Did you know that not flossing also affects your gums?  When plaque is not removed, the gums inside your mouth get red, sore, and inflamed with gingivitis.  If left untreated, gingivitis will worsen over time.  

Then Comes Periodontis

If gingivitis is left untreated, it can turn into a condition called periodontitis.  This is an advanced form of gum disease.  Periodontis can cause pain as the bacteria starts to eat away at the gums and the bone that hold the teeth in place.  This can make the gums recede so much that the roots of your teeth are exposed.  When periodontitis reaches this point, the only option to fix it is surgery.  

Finally There is Tooth Loss

If you suffer from cavities or tooth decay your dentist may have to extract the problem teeth. If the periodontitis you suffer from is severe, your teeth may fall out on their own.   

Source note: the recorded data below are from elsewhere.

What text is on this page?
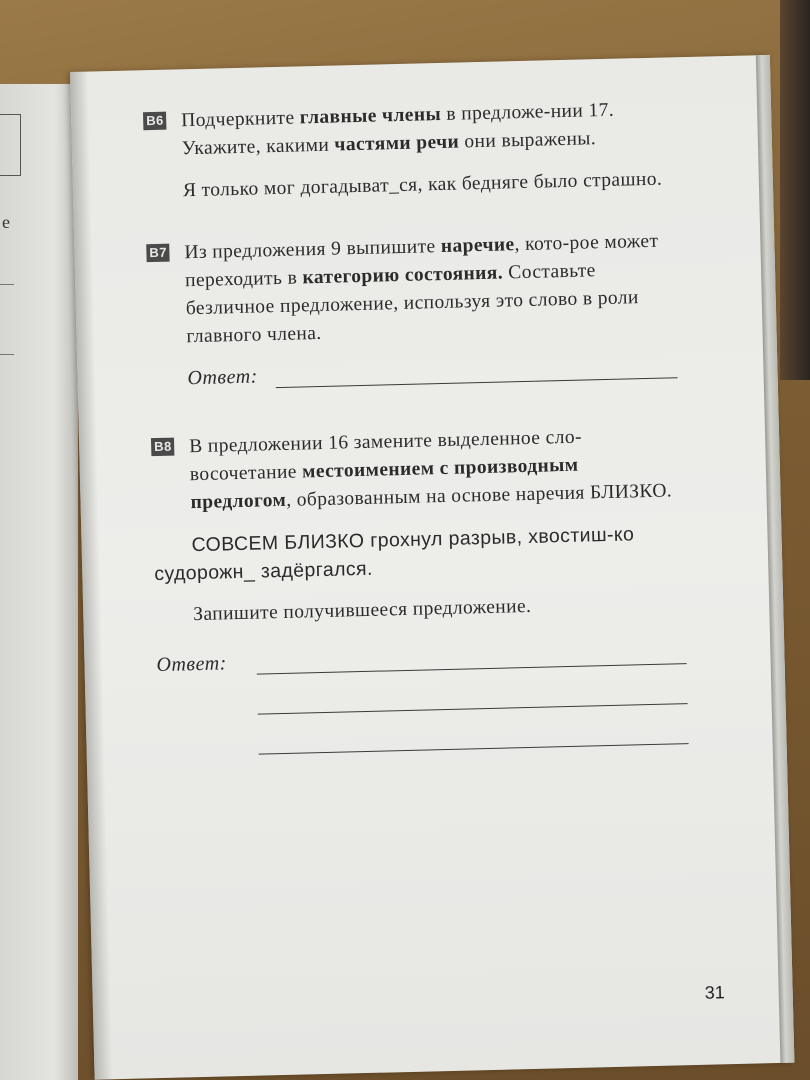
е
B6 Подчеркните главные члены в предложе-нии 17. Укажите, какими частями речи они выражены.
Я только мог догадыват_ся, как бедняге было страшно.
B7 Из предложения 9 выпишите наречие, кото-рое может переходить в категорию состояния. Составьте безличное предложение, используя это слово в роли главного члена.
Ответ:
B8 В предложении 16 замените выделенное сло-восочетание местоимением с производным предлогом, образованным на основе наречия БЛИЗКО.
СОВСЕМ БЛИЗКО грохнул разрыв, хвостиш-ко судорожн_ задёргался.
Запишите получившееся предложение.
Ответ:
31
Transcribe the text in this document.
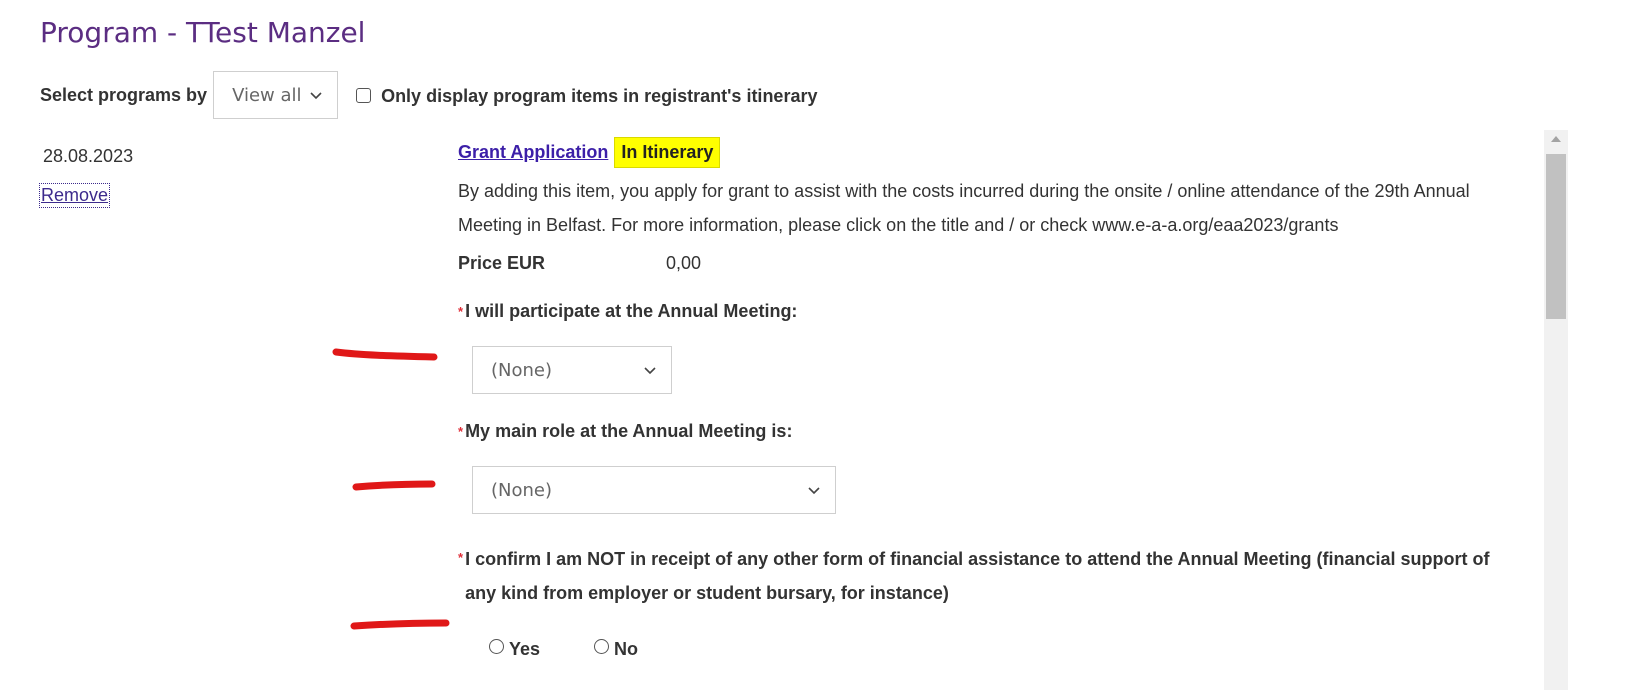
Program - TTest Manzel
Select programs by View all	Only display program items in registrant's itinerary
28.08.2023
Remove
Grant Application In Itinerary
By adding this item, you apply for grant to assist with the costs incurred during the onsite / online attendance of the 29th Annual Meeting in Belfast. For more information, please click on the title and / or check www.e-a-a.org/eaa2023/grants
Price EUR	0,00
* I will participate at the Annual Meeting:
(None)
* My main role at the Annual Meeting is:
(None)
* I confirm I am NOT in receipt of any other form of financial assistance to attend the Annual Meeting (financial support of any kind from employer or student bursary, for instance)
Yes	No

From here you can replace one or two lost teeth with a dental bridge or implant.  However, if you have experienced significant tooth loss, the only option left may be dentures.  

Complications and Infections

Poor oral hygiene can impact the health of the rest of the body.  Not flossing contributes to bacteria buildup that can turn into gum disease.  Inflammation of the mouth can increase your risk of other conditions like stroke, arthritis, and heart disease.  It can make a pre-existing condition like diabetes even worse.  

Also, when you have a mouth full of bacteria, gum disease, and tooth decay it can be vulnerable to other conditions. Say you sustain a cut on the inside of the mouth.  This can be enough to lead to mouth infections, and abscesses.  Not only is this extremely uncomfortable, but it can turn into a dangerous situation fast.  Oral infections do not always stay contained to the mouth.  In fact, they can spread throughout the rest of the body.  Having an infection like that spread can cause serious illnesses that could require hospitalization.  

These grave complications can be avoided with good oral hygiene habits.  That means, brush and floss daily.  See a dentist for annual checkups. And if you do start to exhibit any of the symptoms we discussed like tartar formation, gum disease or loose teeth, see your dentist ASAP! Do not delay on seeing a dental professional because it may get worse before it gets better.  Now, please…start flossing your teeth.